Thermoelectric processes of quantum normal-superconductor interfaces
L. Arrachea, A. Braggio, P. Burset, E. J. H. Lee, A. Levy Yeyati, R. Sánchez
TL;DR
This review examines how thermoelectric effects arise at normal-superconductor interfaces across zero-, one-, and two-dimensional systems, highlighting how Andreev reflections, quasiparticle tunneling, and nonlocal Cooper-pair processes generate sizable heat-to-charge conversions despite intrinsic electron-hole symmetry. By organizing the discussion around dimensionality—from quantum dots and nanoisolated islands to helical edge states and Dirac materials—it shows how symmetry breaking (via Coulomb blockade, multiterminal geometries, or proximity-induced pairing) enables finite thermoelectric coefficients and even nonlocal engines. Key mechanisms include Cooper pair splitting, nonlocal thermoelectric currents in three-terminal devices, and phase- and angle-dependent effects in topological and Dirac materials, with practical signatures such as Seebeck signals, cooling powers, and Joule spectroscopy dips.

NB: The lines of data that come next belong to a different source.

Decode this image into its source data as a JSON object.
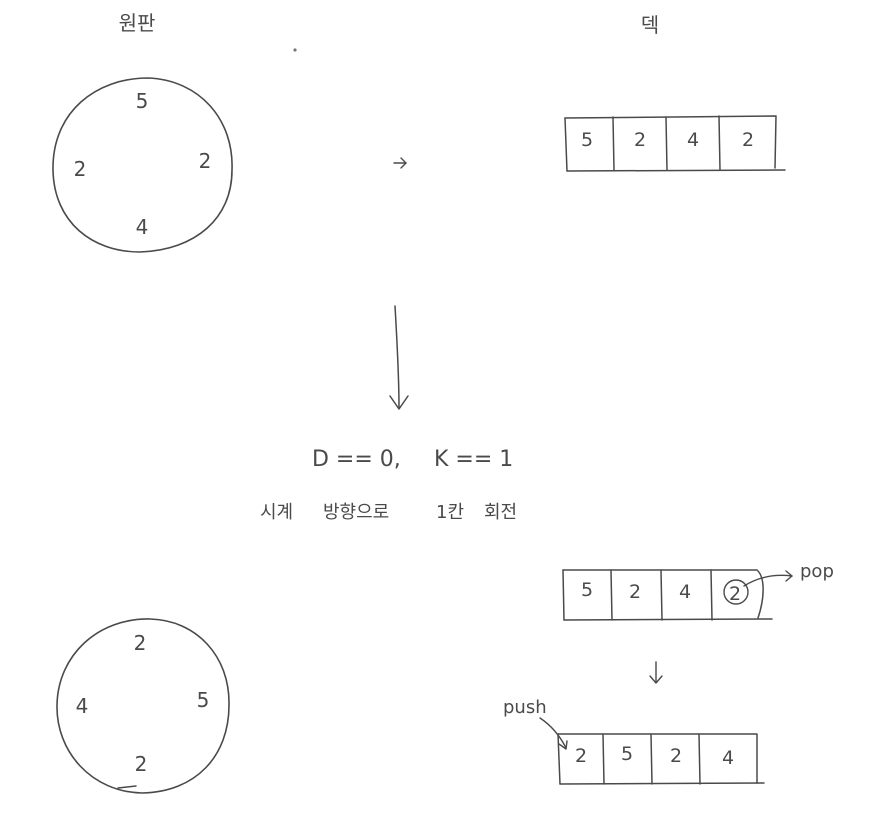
{
  "headers": {
    "disk": "원판",
    "deque": "덱"
  },
  "top": {
    "disk": {
      "top": "5",
      "right": "2",
      "bottom": "4",
      "left": "2"
    },
    "deque": [
      "5",
      "2",
      "4",
      "2"
    ]
  },
  "condition": {
    "d": "D == 0,",
    "k": "K == 1"
  },
  "caption": {
    "clockwise": "시계",
    "direction": "방향으로",
    "one_step": "1칸",
    "rotate": "회전"
  },
  "bottom": {
    "disk": {
      "top": "2",
      "right": "5",
      "bottom": "2",
      "left": "4"
    },
    "deque_before": [
      "5",
      "2",
      "4",
      "2"
    ],
    "deque_after": [
      "2",
      "5",
      "2",
      "4"
    ],
    "pop_label": "pop",
    "push_label": "push"
  }
}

The work highlights potential applications in heat management and quantum technologies, including thermoelectric heat engines, refrigerators, and thermal diodes that operate at millikelvin temperatures using nanoscale NS hybrids.
Abstract
Superconducting interfaces have recently been demonstrated to contain a rich variety of effects that give rise to sizable thermoelectric responses and unexpected thermal properties, despite traditionally being considered poor thermoelectrics due to their intrinsic electron-hole symmetry. We review different mechanisms driving this response in hybrid normal-superconducting junctions, depending on the dimensionality of the mesoscopic interface. In addition to discussing heat to power conversion, cooling and heat transport, special emphasis is put on physical properties of hybrid devices that can be revealed by the thermoelectric effect.